Offsite: cloud or offline?

Maintaining an offsite backup of your data is important in case of physical disaster such as your house burning down. The offsite copy could be in the cloud, or it could be a physical, offline copy stored elsewhere (like an external hard drive stored in a safe-deposit box or at a friend's house).

Storing data in the cloud can be very safe (and convenient) if appropriate encryption is used, but in most circumstances is unlikely to be more secure than equivalently encrypted data stored offline. The threat surface of cloud storage includes any malevolent actor with an internet connection, whereas the threat surface of a physical hard drive is limited to people physically present in your location, a tiny fraction of the former.

Furthermore, if you make a mistake in your encryption, or use an old, outdated encryption algorithm that isn't very secure, there's still no issue unless your backup is physically compromised. Conversely, using a vulnerable encryption algorithm on data stored in the cloud could be a significant risk.

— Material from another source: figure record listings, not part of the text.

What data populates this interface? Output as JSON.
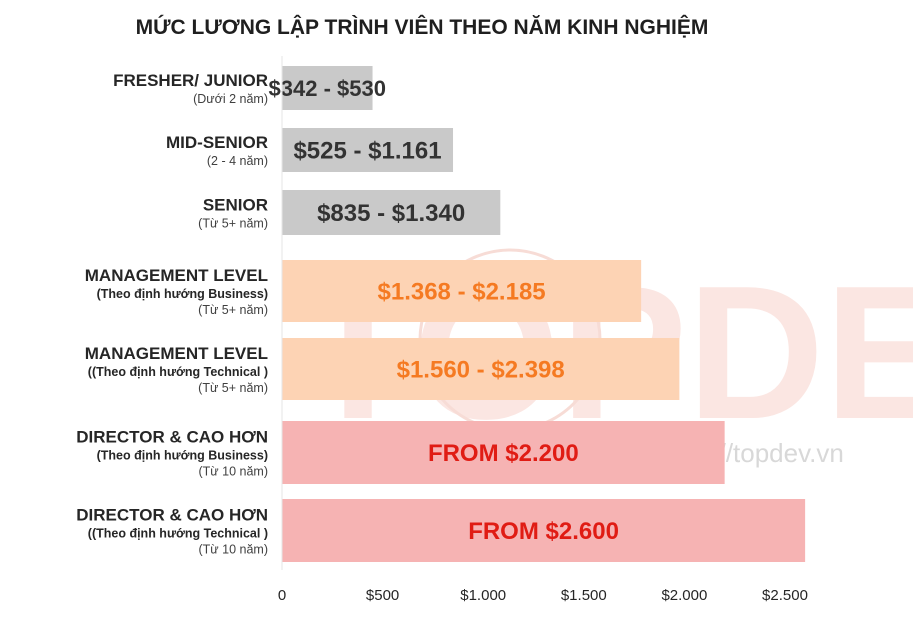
{
  "watermark": {
    "brand": "TOPDEV",
    "url": "https://topdev.vn"
  },
  "chart_data": {
    "type": "bar",
    "orientation": "horizontal",
    "title": "MỨC LƯƠNG LẬP TRÌNH VIÊN THEO NĂM KINH NGHIỆM",
    "xlabel": "",
    "ylabel": "",
    "xlim": [
      0,
      2500
    ],
    "x_ticks": [
      0,
      500,
      1000,
      1500,
      2000,
      2500
    ],
    "x_tick_labels": [
      "0",
      "$500",
      "$1.000",
      "$1.500",
      "$2.000",
      "$2.500"
    ],
    "grid": false,
    "legend": "none",
    "categories": [
      {
        "main": "FRESHER/ JUNIOR",
        "sub_bold": "",
        "sub": "(Dưới 2 năm)",
        "value": 450,
        "label": "$342 - $530",
        "bar_color": "#c9c9c9",
        "label_color": "#333333"
      },
      {
        "main": "MID-SENIOR",
        "sub_bold": "",
        "sub": "(2 - 4 năm)",
        "value": 850,
        "label": "$525 - $1.161",
        "bar_color": "#c9c9c9",
        "label_color": "#333333"
      },
      {
        "main": "SENIOR",
        "sub_bold": "",
        "sub": "(Từ 5+ năm)",
        "value": 1085,
        "label": "$835 - $1.340",
        "bar_color": "#c9c9c9",
        "label_color": "#333333"
      },
      {
        "main": "MANAGEMENT LEVEL",
        "sub_bold": "(Theo định hướng Business)",
        "sub": "(Từ 5+ năm)",
        "value": 1785,
        "label": "$1.368 - $2.185",
        "bar_color": "#fdd3b4",
        "label_color": "#f57a22"
      },
      {
        "main": "MANAGEMENT LEVEL",
        "sub_bold": "((Theo định hướng Technical )",
        "sub": "(Từ 5+ năm)",
        "value": 1975,
        "label": "$1.560 - $2.398",
        "bar_color": "#fdd3b4",
        "label_color": "#f57a22"
      },
      {
        "main": "DIRECTOR & CAO HƠN",
        "sub_bold": "(Theo định hướng Business)",
        "sub": "(Từ 10 năm)",
        "value": 2200,
        "label": "FROM $2.200",
        "bar_color": "#f6b3b3",
        "label_color": "#e01c14"
      },
      {
        "main": "DIRECTOR & CAO HƠN",
        "sub_bold": "((Theo định hướng Technical )",
        "sub": "(Từ 10 năm)",
        "value": 2600,
        "label": "FROM $2.600",
        "bar_color": "#f6b3b3",
        "label_color": "#e01c14"
      }
    ]
  }
}
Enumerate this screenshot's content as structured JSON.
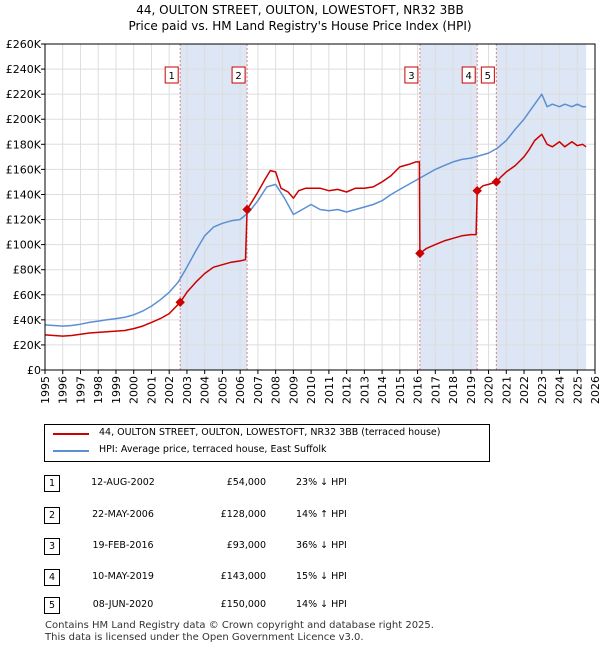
{
  "title_line1": "44, OULTON STREET, OULTON, LOWESTOFT, NR32 3BB",
  "title_line2": "Price paid vs. HM Land Registry's House Price Index (HPI)",
  "colors": {
    "property": "#cc0000",
    "hpi": "#5b8fd4",
    "shade": "#dde6f4",
    "grid": "#dddddd",
    "marker_line": "#e08080"
  },
  "chart_data": {
    "type": "line",
    "title": "Price paid vs. HM Land Registry's House Price Index (HPI)",
    "xlabel": "",
    "ylabel": "",
    "xlim": [
      1995.0,
      2026.0
    ],
    "ylim": [
      0,
      260000
    ],
    "y_ticks": [
      0,
      20000,
      40000,
      60000,
      80000,
      100000,
      120000,
      140000,
      160000,
      180000,
      200000,
      220000,
      240000,
      260000
    ],
    "y_tick_labels": [
      "£0",
      "£20K",
      "£40K",
      "£60K",
      "£80K",
      "£100K",
      "£120K",
      "£140K",
      "£160K",
      "£180K",
      "£200K",
      "£220K",
      "£240K",
      "£260K"
    ],
    "x_ticks": [
      1995,
      1996,
      1997,
      1998,
      1999,
      2000,
      2001,
      2002,
      2003,
      2004,
      2005,
      2006,
      2007,
      2008,
      2009,
      2010,
      2011,
      2012,
      2013,
      2014,
      2015,
      2016,
      2017,
      2018,
      2019,
      2020,
      2021,
      2022,
      2023,
      2024,
      2025,
      2026
    ],
    "x_tick_labels": [
      "1995",
      "1996",
      "1997",
      "1998",
      "1999",
      "2000",
      "2001",
      "2002",
      "2003",
      "2004",
      "2005",
      "2006",
      "2007",
      "2008",
      "2009",
      "2010",
      "2011",
      "2012",
      "2013",
      "2014",
      "2015",
      "2016",
      "2017",
      "2018",
      "2019",
      "2020",
      "2021",
      "2022",
      "2023",
      "2024",
      "2025",
      "2026"
    ],
    "grid": true,
    "legend_position": "below",
    "shaded_ranges": [
      [
        2002.62,
        2006.39
      ],
      [
        2016.13,
        2019.36
      ],
      [
        2020.44,
        2025.5
      ]
    ],
    "series": [
      {
        "name": "44, OULTON STREET, OULTON, LOWESTOFT, NR32 3BB (terraced house)",
        "color": "#cc0000",
        "x": [
          1995.0,
          1995.5,
          1996.0,
          1996.5,
          1997.0,
          1997.5,
          1998.0,
          1998.5,
          1999.0,
          1999.5,
          2000.0,
          2000.5,
          2001.0,
          2001.5,
          2002.0,
          2002.62,
          2003.0,
          2003.5,
          2004.0,
          2004.5,
          2005.0,
          2005.5,
          2006.0,
          2006.3,
          2006.39,
          2006.7,
          2007.0,
          2007.4,
          2007.7,
          2008.0,
          2008.3,
          2008.7,
          2009.0,
          2009.3,
          2009.7,
          2010.0,
          2010.5,
          2011.0,
          2011.5,
          2012.0,
          2012.5,
          2013.0,
          2013.5,
          2014.0,
          2014.5,
          2015.0,
          2015.5,
          2015.9,
          2016.1,
          2016.13,
          2016.5,
          2017.0,
          2017.5,
          2018.0,
          2018.5,
          2019.0,
          2019.3,
          2019.36,
          2019.7,
          2020.0,
          2020.44,
          2020.7,
          2021.0,
          2021.5,
          2022.0,
          2022.3,
          2022.6,
          2023.0,
          2023.3,
          2023.6,
          2024.0,
          2024.3,
          2024.7,
          2025.0,
          2025.3,
          2025.5
        ],
        "values": [
          28000,
          27500,
          27000,
          27500,
          28500,
          29500,
          30000,
          30500,
          31000,
          31500,
          33000,
          35000,
          38000,
          41000,
          45000,
          54000,
          62000,
          70000,
          77000,
          82000,
          84000,
          86000,
          87000,
          88000,
          128000,
          135000,
          142000,
          152000,
          159000,
          158000,
          145000,
          142000,
          137000,
          143000,
          145000,
          145000,
          145000,
          143000,
          144000,
          142000,
          145000,
          145000,
          146000,
          150000,
          155000,
          162000,
          164000,
          166000,
          166000,
          93000,
          97000,
          100000,
          103000,
          105000,
          107000,
          108000,
          108000,
          143000,
          147000,
          148000,
          150000,
          154000,
          158000,
          163000,
          170000,
          176000,
          183000,
          188000,
          180000,
          178000,
          182000,
          178000,
          182000,
          179000,
          180000,
          178000
        ],
        "label": "44, OULTON STREET, OULTON, LOWESTOFT, NR32 3BB (terraced house)"
      },
      {
        "name": "HPI: Average price, terraced house, East Suffolk",
        "color": "#5b8fd4",
        "x": [
          1995.0,
          1995.5,
          1996.0,
          1996.5,
          1997.0,
          1997.5,
          1998.0,
          1998.5,
          1999.0,
          1999.5,
          2000.0,
          2000.5,
          2001.0,
          2001.5,
          2002.0,
          2002.5,
          2003.0,
          2003.5,
          2004.0,
          2004.5,
          2005.0,
          2005.5,
          2006.0,
          2006.5,
          2007.0,
          2007.5,
          2008.0,
          2008.5,
          2009.0,
          2009.5,
          2010.0,
          2010.5,
          2011.0,
          2011.5,
          2012.0,
          2012.5,
          2013.0,
          2013.5,
          2014.0,
          2014.5,
          2015.0,
          2015.5,
          2016.0,
          2016.5,
          2017.0,
          2017.5,
          2018.0,
          2018.5,
          2019.0,
          2019.5,
          2020.0,
          2020.5,
          2021.0,
          2021.5,
          2022.0,
          2022.5,
          2023.0,
          2023.3,
          2023.6,
          2024.0,
          2024.3,
          2024.7,
          2025.0,
          2025.3,
          2025.5
        ],
        "values": [
          36000,
          35500,
          35000,
          35500,
          36500,
          38000,
          39000,
          40000,
          41000,
          42000,
          44000,
          47000,
          51000,
          56000,
          62000,
          70000,
          82000,
          95000,
          107000,
          114000,
          117000,
          119000,
          120000,
          126000,
          135000,
          146000,
          148000,
          137000,
          124000,
          128000,
          132000,
          128000,
          127000,
          128000,
          126000,
          128000,
          130000,
          132000,
          135000,
          140000,
          144000,
          148000,
          152000,
          156000,
          160000,
          163000,
          166000,
          168000,
          169000,
          171000,
          173000,
          177000,
          183000,
          192000,
          200000,
          210000,
          220000,
          210000,
          212000,
          210000,
          212000,
          210000,
          212000,
          210000,
          210000
        ],
        "label": "HPI: Average price, terraced house, East Suffolk"
      }
    ],
    "sales": [
      {
        "id": "1",
        "x": 2002.62,
        "price": 54000
      },
      {
        "id": "2",
        "x": 2006.39,
        "price": 128000
      },
      {
        "id": "3",
        "x": 2016.13,
        "price": 93000
      },
      {
        "id": "4",
        "x": 2019.36,
        "price": 143000
      },
      {
        "id": "5",
        "x": 2020.44,
        "price": 150000
      }
    ]
  },
  "legend": {
    "property_label": "44, OULTON STREET, OULTON, LOWESTOFT, NR32 3BB (terraced house)",
    "hpi_label": "HPI: Average price, terraced house, East Suffolk"
  },
  "table": [
    {
      "num": "1",
      "date": "12-AUG-2002",
      "price": "£54,000",
      "hpi": "23% ↓ HPI"
    },
    {
      "num": "2",
      "date": "22-MAY-2006",
      "price": "£128,000",
      "hpi": "14% ↑ HPI"
    },
    {
      "num": "3",
      "date": "19-FEB-2016",
      "price": "£93,000",
      "hpi": "36% ↓ HPI"
    },
    {
      "num": "4",
      "date": "10-MAY-2019",
      "price": "£143,000",
      "hpi": "15% ↓ HPI"
    },
    {
      "num": "5",
      "date": "08-JUN-2020",
      "price": "£150,000",
      "hpi": "14% ↓ HPI"
    }
  ],
  "footer_line1": "Contains HM Land Registry data © Crown copyright and database right 2025.",
  "footer_line2": "This data is licensed under the Open Government Licence v3.0."
}
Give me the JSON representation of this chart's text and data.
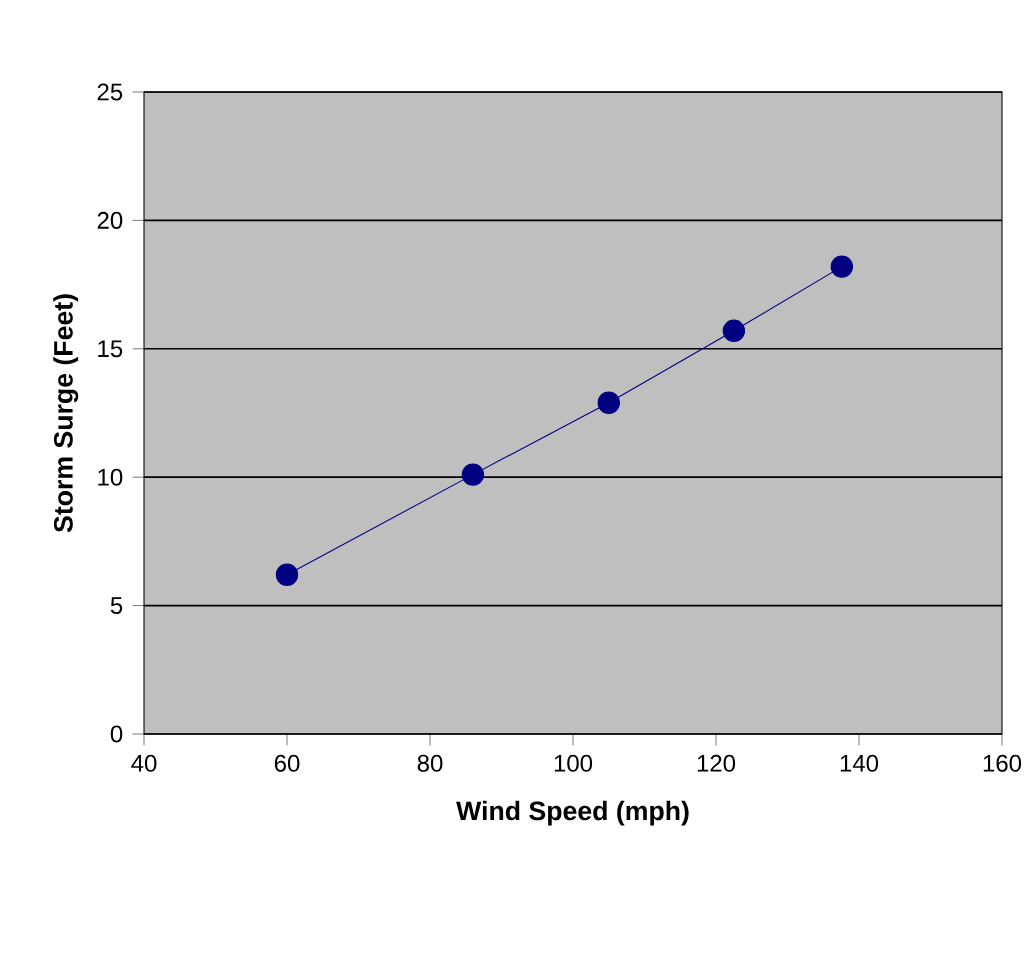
{
  "chart_data": {
    "type": "line",
    "xlabel": "Wind Speed (mph)",
    "ylabel": "Storm Surge (Feet)",
    "x": [
      60,
      86,
      105,
      122.5,
      137.6
    ],
    "series": [
      {
        "color": "#000080",
        "values": [
          6.2,
          10.1,
          12.9,
          15.7,
          18.2
        ]
      }
    ],
    "xlim": [
      40,
      160
    ],
    "ylim": [
      0,
      25
    ],
    "xticks": [
      40,
      60,
      80,
      100,
      120,
      140,
      160
    ],
    "yticks": [
      0,
      5,
      10,
      15,
      20,
      25
    ],
    "grid": "y",
    "marker": "circle",
    "line_style": "solid"
  }
}
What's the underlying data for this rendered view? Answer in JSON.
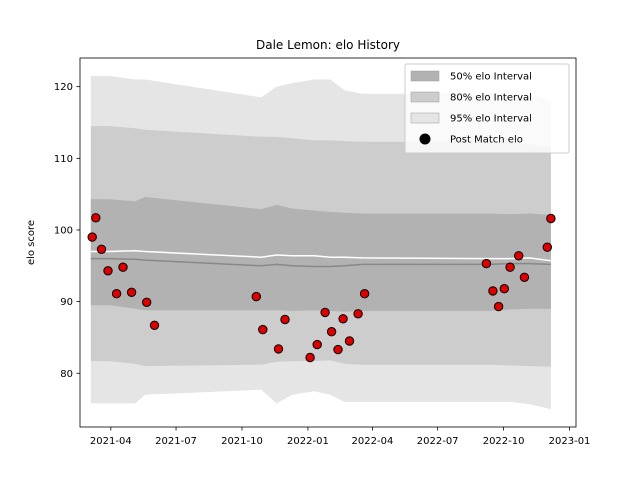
{
  "chart_data": {
    "type": "scatter",
    "title": "Dale Lemon: elo History",
    "xlabel": "",
    "ylabel": "elo score",
    "xlim": [
      "2021-02-17",
      "2023-01-10"
    ],
    "ylim": [
      72.5,
      124
    ],
    "x_ticks": [
      {
        "date": "2021-04-01",
        "label": "2021-04"
      },
      {
        "date": "2021-07-01",
        "label": "2021-07"
      },
      {
        "date": "2021-10-01",
        "label": "2021-10"
      },
      {
        "date": "2022-01-01",
        "label": "2022-01"
      },
      {
        "date": "2022-04-01",
        "label": "2022-04"
      },
      {
        "date": "2022-07-01",
        "label": "2022-07"
      },
      {
        "date": "2022-10-01",
        "label": "2022-10"
      },
      {
        "date": "2023-01-01",
        "label": "2023-01"
      }
    ],
    "y_ticks": [
      80,
      90,
      100,
      110,
      120
    ],
    "bands": {
      "x": [
        "2021-03-04",
        "2021-03-30",
        "2021-05-05",
        "2021-05-19",
        "2021-10-28",
        "2021-11-18",
        "2021-12-10",
        "2022-01-10",
        "2022-02-01",
        "2022-02-21",
        "2022-03-18",
        "2022-09-10",
        "2022-10-10",
        "2022-11-06",
        "2022-12-06"
      ],
      "median": [
        96.0,
        96.0,
        95.9,
        95.8,
        95.0,
        95.2,
        95.0,
        94.9,
        94.9,
        95.0,
        95.2,
        95.2,
        95.3,
        95.3,
        95.2
      ],
      "series": [
        {
          "name": "95% elo Interval",
          "color": "#e5e5e5",
          "upper": [
            121.5,
            121.5,
            121.0,
            121.0,
            118.5,
            120.0,
            120.5,
            121.0,
            121.0,
            119.5,
            119.0,
            119.0,
            119.0,
            119.0,
            118.0
          ],
          "lower": [
            75.8,
            75.8,
            75.8,
            77.0,
            77.7,
            75.8,
            77.0,
            77.5,
            77.0,
            76.0,
            76.0,
            76.0,
            76.0,
            75.7,
            75.0
          ]
        },
        {
          "name": "80% elo Interval",
          "color": "#cdcdcd",
          "upper": [
            114.5,
            114.5,
            114.2,
            114.0,
            113.0,
            113.0,
            112.8,
            112.5,
            112.5,
            112.4,
            112.3,
            112.3,
            112.2,
            112.0,
            111.5
          ],
          "lower": [
            81.7,
            81.7,
            81.3,
            81.0,
            81.2,
            81.6,
            81.7,
            81.7,
            81.8,
            81.3,
            81.2,
            81.2,
            81.1,
            81.0,
            80.9
          ]
        },
        {
          "name": "50% elo Interval",
          "color": "#b2b2b2",
          "upper": [
            104.3,
            104.3,
            104.0,
            104.6,
            102.9,
            103.5,
            103.0,
            102.7,
            102.5,
            102.4,
            102.3,
            102.3,
            102.2,
            102.3,
            102.1
          ],
          "lower": [
            89.5,
            89.5,
            89.0,
            88.8,
            88.8,
            88.8,
            88.7,
            88.8,
            88.7,
            88.6,
            88.7,
            88.7,
            88.9,
            89.0,
            89.0
          ]
        }
      ]
    },
    "trend_line": {
      "color": "#ffffff",
      "values": [
        97.0,
        97.0,
        97.1,
        97.0,
        96.2,
        96.5,
        96.4,
        96.4,
        96.2,
        96.2,
        96.1,
        96.0,
        96.0,
        96.1,
        95.7
      ]
    },
    "points": {
      "name": "Post Match elo",
      "color": "#dd0000",
      "edge": "#000000",
      "x": [
        "2021-03-06",
        "2021-03-11",
        "2021-03-19",
        "2021-03-28",
        "2021-04-09",
        "2021-04-18",
        "2021-04-30",
        "2021-05-21",
        "2021-06-01",
        "2021-10-21",
        "2021-10-30",
        "2021-11-21",
        "2021-11-30",
        "2022-01-04",
        "2022-01-14",
        "2022-01-25",
        "2022-02-03",
        "2022-02-12",
        "2022-02-19",
        "2022-02-28",
        "2022-03-12",
        "2022-03-21",
        "2022-09-07",
        "2022-09-16",
        "2022-09-24",
        "2022-10-02",
        "2022-10-10",
        "2022-10-22",
        "2022-10-30",
        "2022-12-01",
        "2022-12-06"
      ],
      "y": [
        99.0,
        101.7,
        97.3,
        94.3,
        91.1,
        94.8,
        91.3,
        89.9,
        86.7,
        90.7,
        86.1,
        83.4,
        87.5,
        82.2,
        84.0,
        88.5,
        85.8,
        83.3,
        87.6,
        84.5,
        88.3,
        91.1,
        95.3,
        91.5,
        89.3,
        91.8,
        94.8,
        96.4,
        93.4,
        97.6,
        101.6
      ]
    },
    "legend": {
      "placement": "top-right",
      "entries": [
        "50% elo Interval",
        "80% elo Interval",
        "95% elo Interval",
        "Post Match elo"
      ]
    },
    "grid": false
  }
}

Finally, if someone were to illegally obtain a physical copy of your data, and also have the requisite ability to brute-force decrypt it or exploit some sort of vulnerability in the algorithm, you're probably the specific target of a sophisticated criminal or state-sponsored organisation. In which case, why are you reading this? Personally, this scenario doesn't fit in with my threat model.

The main disadvantage of an offline-first approach is that it requires more work to update and store data using physical hardware, compared to syncing with cloud storage products (which can typically be fully automated).

There is not much difference in monetary cost between the two options. When storing data offline, you have the upfront cost of (ideally at least) two external drives, perhaps $150–200 in total. When storing data in the cloud, you'll likely be paying an annual figure based on the space required (remember, if you aren't paying, you're the product...), which probably equates to the cost of the external drives spread out over several years.

If you do decide to use cloud storage, and are a bit more technically minded, I can strongly recommend rsync.net as cloud provider. They basically give you an empty Unix filesystem to do whatever you want with via SSH, connect to literally any cloud provider, and are well-known for providing excellent customer service.

Encryption

This can seem intimidating at first, but there are some really good and relatively simple options out there. My recommendation is to use something like VeraCrypt. The idea is that you create an encrypted file container on an external hard drive, and regularly back up your data into the container. Anything transferred into the container is automatically encrypted, and you need to mount the container to decrypt its contents (which are decrypted on-the-fly in RAM). They have a pretty good tutorial to get started.

An excellent alternative is to use rclone with a crypt remote. This is more complex, but allows you, for example, to set up scheduled operations that encrypt and sync data to your cloud storage provider (or a connected external drive) every night/week/whatever. Andy Ibanez has written a great post on this.

If you do go with the offline method, you'll need to determine a frequency with which to update your offsite backup, given that it can't be done automatically via the cloud. This is a trade-off between convenience and coverage. Monthly is a reasonable compromise: It's not so frequent as to be annoying, and you probably don't generate a huge amount of data in one month such that losing it would be devastating. But again, figure out what works for you.

If your computer's operating system offers full disk encryption, use it! This means if someone steals your computer (and it's turned off), all your files will be encrypted. They can't just remove your hard drive and plug it in somewhere else to recover your data.

Finally, if you do encrypt your data and use a passphrase to decrypt it, the main weak point in your system is forgetting the password. Without the password, you will not be able to decrypt your data. The same considerations for storing backup multifactor authentication codes apply here!